Die Fahrradpolizei hat sich in den vergangenen Jahren zu einem wichtigen Bestandteil der österreichischen Polizeiarbeit entwickelt. Präsent ist sie vor allem in Stadtzentren, Fußgängerzonen, Parkanlagen und auf Radwegen.
Österreichweit versehen mehr als 450 speziell ausgebildete Polizistinnen und Polizisten ihren Dienst bei der Fahrradpolizei, die meisten davon mit rund 160 in Wien. Insgesamt stehen 230 Polizeifahrräder, darunter 62 E-Bikes, für den Einsatz zur Verfügung.
Dass der Einsatz dieser Polizisten auf zwei Rädern sinnvoll für die Verkehrssicherheit ist, zeigt die Statistik für 2025. Unter anderem wurden mehr als 60 strafrechtliche Anzeigen, mehr als 8.500 Verwaltungsanzeigen, knapp 10.600 Organmandate sowie knapp 21.000 sonstige polizeiliche Maßnahmen, darunter knapp 13.000 Identitätsfeststellungen, durchgeführt. Diese Zahlen gab das Innenministerium am Mittwoch bekannt.
"Die Fahrradpolizei ist dort unterwegs, wo sie von den Menschen besonders wahrgenommen wird", sagt Innenminister Gerhard Karner (ÖVP). "Sie verbindet Bürgernähe mit konsequenter Verkehrsüberwachung und leistet damit einen wichtigen Beitrag zur Sicherheit aller Verkehrsteilnehmerinnen und Verkehrsteilnehmer", betont Innenminister Gerhard Karner (ÖVP) aus diesem Anlass.
„Die Fahrradpolizei leistet einen wichtigen Beitrag zur Sicherheit aller Verkehrsteilnehmer.“Gerhard KarnerInnenminister, ÖVP
Seit 2023 verfügt die Fahrradpolizei über eine moderne Sommer- und Winterbekleidung. Sämtliche Polizeifahrräder wurden zudem mit Blaulicht ausgestattet. Die Grund- und Fortausbildungslehrgänge erfolgen bundesweit nach einheitlichen Standards des Innenministeriums.
Die Beamtinnen und Beamten kontrollieren insbesondere die Einhaltung der Verkehrsregeln, führen Schwerpunktaktionen durch und setzen Maßnahmen gegen gefährliches Verhalten im Straßenverkehr. Besonderes Augenmerk gilt dabei dem Schutz der schwächeren Verkehrsteilnehmer.

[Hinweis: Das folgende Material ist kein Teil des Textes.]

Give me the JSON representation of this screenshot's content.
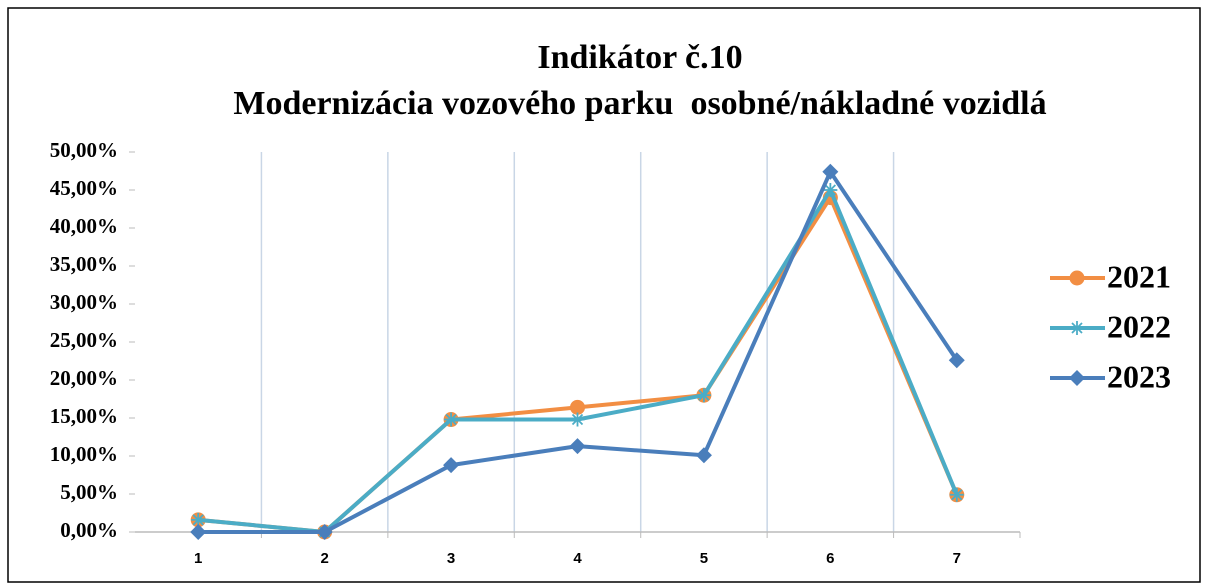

Zu den Aufgaben der Fahrradpolizei zählen aber auch regelmäßige Streifendienste sowie Geschwindigkeits- und Alkoholkontrollen, um die Sicherheit insbesondere von Radfahrern und Fußgängern weiter zu erhöhen. Gleichzeitig werden Radfahrer dort kontrolliert, wo Konflikte mit Fußgängern besonders häufig auftreten – etwa in Fußgängerzonen, Begegnungszonen, auf Schutzwegen oder an Radfahrüberfahrten.
Durch die sichtbare Präsenz der Fahrradpolizei soll die Einhaltung der Verkehrsregeln verbessert und das rücksichtsvolle Miteinander aller Verkehrsteilnehmer gestärkt werden.
Die Entwicklung der Unfallzahlen zeigt, wie wichtig konsequente Präventions- und Kontrollmaßnahmen bleiben. So kamen im Vorjahr 65 Radfahrer, darunter 32 E-Bike-Lenker, sowie 58 Fußgänger und sechs E-Scooter-Lenker bei Verkehrsunfällen ums Leben. "Das Ziel ist klar: Die Zahl schwerer Unfälle mit Fahrrädern durch konsequente Kontrollen aber auch durch Präventionsarbeit weiter zu reduzieren", so Karner.